One of the things that’s on almost everyone’s bucket list is to see the Northern Lights. This magical display of lights in the sky is also known as the Aurora Borealis and occurs every winter and it’s the perfect way to experience the beauty of Canada!
The Aurora Village in Canada’s northern city of Yellowknife should definitely be on your list of spots to visit at least once in your life! From November until March is the best time to see the enchanting colorful lights dance through the sky.
Aurora Village in Yellowknife, Canada, provides guests with an ideal location to witness the natural phenomenon up close and personal.
Visitors are able to explore the north in all its glory via individual or combined winter tours.
For more information or to make a booking, visit the Aurora Village website.
The aurora borealis effect happens in the Northern Hemisphere when the sun’s electrically charged particles, riding on a solar wind, enter the Earth’s atmosphere and collide with gases — namely oxygen and nitrogen. When the sun is at its most active is when you’re most likely to catch a spectacular display. The name comes from Aurora, the Roman goddess of dawn, and Boreas, the Greek god of the north wind. Much of Canada’s North lies beneath the Northern Hemisphere’s Auroral Oval, a hot spot for activity.
First of all, aurora borealis is elusive — which makes it all the more attractive. It’s an awe-inspiring natural phenomenon and there’s no guarantee of a show. That said, chances are good, especially in the North near the magnetic pole. The effect makes for fantastical hues, though the Lights can take all kinds of forms — from arcs and rippling curtains, to misty wisps and translucent clouds. Sometimes it’s an eerie green, sometimes it’s shimmering purples, pinks, and yellows. Green is the most common, while red is rare. The colors zig, zag, and move surprisingly quickly — some say, “dance” — across the inky, night sky.
It’s possible to see the Lights (almost) anywhere in Canada during all four seasons. But the North is the best place to see them, where they are the most active, most of the time. And the best venues are remote communities with little or no light pollution. You can’t see the Lights through the clouds, so if you’re near the coast — say in British Columbia — steer clear of coastal clouds and head north. After that, you want to seek out higher ground. Winter (December to March) is often the luckiest season, thanks to more hours of darkness each day and frequent cold, clear nights. The best time? Around midnight: 10 pm to 2 am is the window, so get ready to stay up late. Though you may be able to see them in any Canadian city or province (if you’re lucky!) the following are the best spots for a sighting.
The very best place to see aurora borealis in Canada — if not the world — is the Northwest Territories, where they’re generally visible 240 nights a year. The optimal timeframe is either fall or winter (though summer is pretty good, too).
Autumn – If solitude is your thing, take a scenic bush plane ride from Yellowknife to elegantly rustic fly-in Blachford Lake Lodge & Wilderness Resort. Watch the aurora show from the deck hot tub or the dome-shaped rock out front overlooking the water. The best part? You can combine hiking, fishing, and paddling with the big show.
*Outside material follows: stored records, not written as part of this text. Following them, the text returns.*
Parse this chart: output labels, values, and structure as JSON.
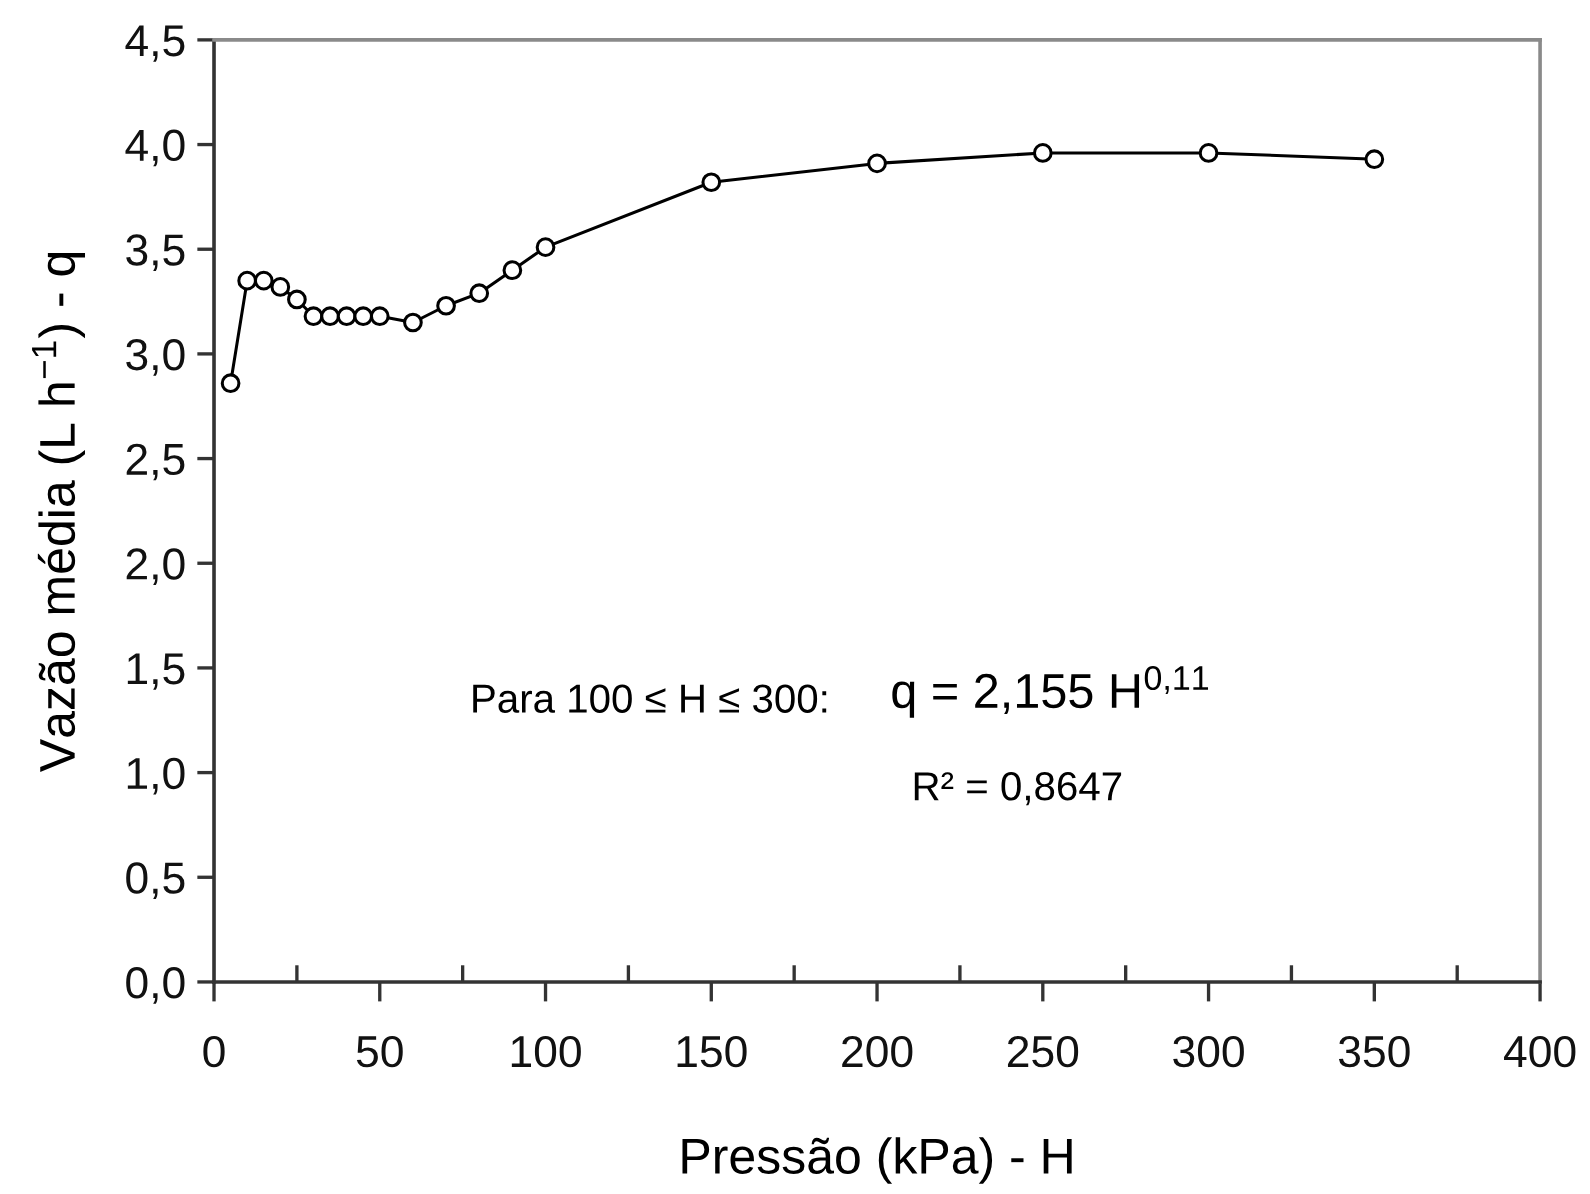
{
  "chart_data": {
    "type": "line",
    "xlabel": "Pressão (kPa) - H",
    "ylabel": "Vazão média (L h$^{−1}$) - q",
    "x": [
      5,
      10,
      15,
      20,
      25,
      30,
      35,
      40,
      45,
      50,
      60,
      70,
      80,
      90,
      100,
      150,
      200,
      250,
      300,
      350
    ],
    "values": [
      2.86,
      3.35,
      3.35,
      3.32,
      3.26,
      3.18,
      3.18,
      3.18,
      3.18,
      3.18,
      3.15,
      3.23,
      3.29,
      3.4,
      3.51,
      3.82,
      3.91,
      3.96,
      3.96,
      3.93
    ],
    "color": "#000000",
    "marker": "circle",
    "line_style": "solid",
    "xlim": [
      0,
      400
    ],
    "xticks": [
      0,
      {
        "value": 25,
        "label": null
      },
      50,
      {
        "value": 75,
        "label": null
      },
      100,
      {
        "value": 125,
        "label": null
      },
      150,
      {
        "value": 175,
        "label": null
      },
      200,
      {
        "value": 225,
        "label": null
      },
      250,
      {
        "value": 275,
        "label": null
      },
      300,
      {
        "value": 325,
        "label": null
      },
      350,
      {
        "value": 375,
        "label": null
      },
      400
    ],
    "ylim": [
      0,
      4.5
    ],
    "yticks": [
      {
        "value": 0,
        "label": "0,0"
      },
      {
        "value": 0.5,
        "label": "0,5"
      },
      {
        "value": 1,
        "label": "1,0"
      },
      {
        "value": 1.5,
        "label": "1,5"
      },
      {
        "value": 2,
        "label": "2,0"
      },
      {
        "value": 2.5,
        "label": "2,5"
      },
      {
        "value": 3,
        "label": "3,0"
      },
      {
        "value": 3.5,
        "label": "3,5"
      },
      {
        "value": 4,
        "label": "4,0"
      },
      {
        "value": 4.5,
        "label": "4,5"
      }
    ],
    "annotations": [
      "Para 100 ≤ H ≤ 300:",
      "q = 2,155 H$^{0,11}$",
      "R² = 0,8647"
    ]
  }
}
Winter – The Lights are especially dramatic in winter, contrasted against a frozen, white wonderland. The most convenient way to take in the show is in cozy comfort at Aurora Village, a teepee village just outside Yellowknife. Specially designed for aurora observation, the place is equipped with spacious wood-stove heated teepees, fur-lined sofas, and warmed viewing capsules that recline.
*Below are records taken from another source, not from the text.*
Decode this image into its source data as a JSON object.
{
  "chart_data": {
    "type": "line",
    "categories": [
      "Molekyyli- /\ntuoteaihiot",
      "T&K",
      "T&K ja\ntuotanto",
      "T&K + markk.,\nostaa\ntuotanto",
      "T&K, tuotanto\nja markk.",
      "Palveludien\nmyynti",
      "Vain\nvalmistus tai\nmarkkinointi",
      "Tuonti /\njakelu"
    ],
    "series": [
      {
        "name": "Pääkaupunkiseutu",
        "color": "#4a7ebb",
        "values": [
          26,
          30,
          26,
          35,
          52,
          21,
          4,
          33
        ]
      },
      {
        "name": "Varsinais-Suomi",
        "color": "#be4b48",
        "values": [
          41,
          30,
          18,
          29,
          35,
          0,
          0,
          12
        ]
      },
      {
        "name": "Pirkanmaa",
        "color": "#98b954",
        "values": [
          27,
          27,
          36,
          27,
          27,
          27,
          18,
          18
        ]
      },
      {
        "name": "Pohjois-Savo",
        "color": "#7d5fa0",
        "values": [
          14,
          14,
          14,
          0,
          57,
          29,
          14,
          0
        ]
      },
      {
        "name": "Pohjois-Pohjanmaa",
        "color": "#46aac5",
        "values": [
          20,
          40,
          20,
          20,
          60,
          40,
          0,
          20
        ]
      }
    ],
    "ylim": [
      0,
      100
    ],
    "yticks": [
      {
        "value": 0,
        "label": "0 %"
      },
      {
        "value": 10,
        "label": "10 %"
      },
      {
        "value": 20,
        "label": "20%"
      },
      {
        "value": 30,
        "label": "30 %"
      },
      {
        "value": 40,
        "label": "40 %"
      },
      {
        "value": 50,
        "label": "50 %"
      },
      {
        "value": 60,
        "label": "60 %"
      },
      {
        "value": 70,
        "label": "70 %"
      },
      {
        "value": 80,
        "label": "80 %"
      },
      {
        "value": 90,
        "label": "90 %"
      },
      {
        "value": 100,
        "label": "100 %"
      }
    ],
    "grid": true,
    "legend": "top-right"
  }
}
Aurora Village doesn’t just offer jaw-dropping viewing tours. It also provides fantastic daytime winter activities at their teepee Village as well as outstanding dining experiences.
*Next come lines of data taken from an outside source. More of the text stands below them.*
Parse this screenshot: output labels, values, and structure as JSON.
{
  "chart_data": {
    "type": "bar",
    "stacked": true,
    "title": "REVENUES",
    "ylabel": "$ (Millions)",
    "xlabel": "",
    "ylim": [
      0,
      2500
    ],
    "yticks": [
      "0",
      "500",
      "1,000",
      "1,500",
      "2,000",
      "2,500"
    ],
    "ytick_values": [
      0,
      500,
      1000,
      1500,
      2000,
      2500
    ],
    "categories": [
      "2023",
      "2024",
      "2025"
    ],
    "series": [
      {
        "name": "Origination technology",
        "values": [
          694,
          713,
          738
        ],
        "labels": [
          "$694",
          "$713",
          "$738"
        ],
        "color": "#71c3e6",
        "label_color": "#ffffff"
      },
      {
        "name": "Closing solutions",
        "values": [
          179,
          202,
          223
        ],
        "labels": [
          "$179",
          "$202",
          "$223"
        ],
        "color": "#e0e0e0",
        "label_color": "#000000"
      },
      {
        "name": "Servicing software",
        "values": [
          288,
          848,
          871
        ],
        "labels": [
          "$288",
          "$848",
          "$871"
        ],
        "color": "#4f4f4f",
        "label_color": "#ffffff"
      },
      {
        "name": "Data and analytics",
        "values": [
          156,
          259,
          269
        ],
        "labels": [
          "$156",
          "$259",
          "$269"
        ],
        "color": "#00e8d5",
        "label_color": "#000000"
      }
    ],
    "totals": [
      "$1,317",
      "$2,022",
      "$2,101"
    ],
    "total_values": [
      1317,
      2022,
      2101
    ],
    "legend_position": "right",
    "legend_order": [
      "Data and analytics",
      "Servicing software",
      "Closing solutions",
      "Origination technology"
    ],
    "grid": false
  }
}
Guests can partake in multiple authentic northern experiences such as dog sledding, snowshoeing, ice fishing, snowmobiling, and even dream catcher lessons.
You can select from a “hassle-free arrangement“ with the company’s packages or opt for a combination of daily tours at a discount, providing you with the flexibility to organize your trip and save money.
In addition to picking and choosing your winter experiences, guests can enjoy a variety of other fun activities including warming up and roasting marshmallows on the fire pit, tubing on the giant slide, and trying out traditional snowshoes, all included in the tour prices.
Since the Village opened in November 2000, it has evolved to become “Yellowknife’s premier aurora-viewing destination.”
CEO Mike Morin and his family are originally from Fort Resolution, the oldest trading settlement in the northern territories and home to mostly Metis and Dene people
The Village is also entirely owned by First Nations peoples.
“We have called Yellowknife home for many years,” Morin says on the Village’s website. “It is our mission to share the Northwest territories Aboriginal heritage, culture, and traditions with others through Aurora Village.”
Guests that tour with the company for three nights of aurora-viewing have roughly a 95% chance of seeing the lights at least once, and 98% if they make it four nights.
Those are pretty good odds!
The best times of year to visit Aurora Village to try and see the northern lights are the summer/fall season from August 12 to October 14, or the winter/spring season from November 20 to April 13.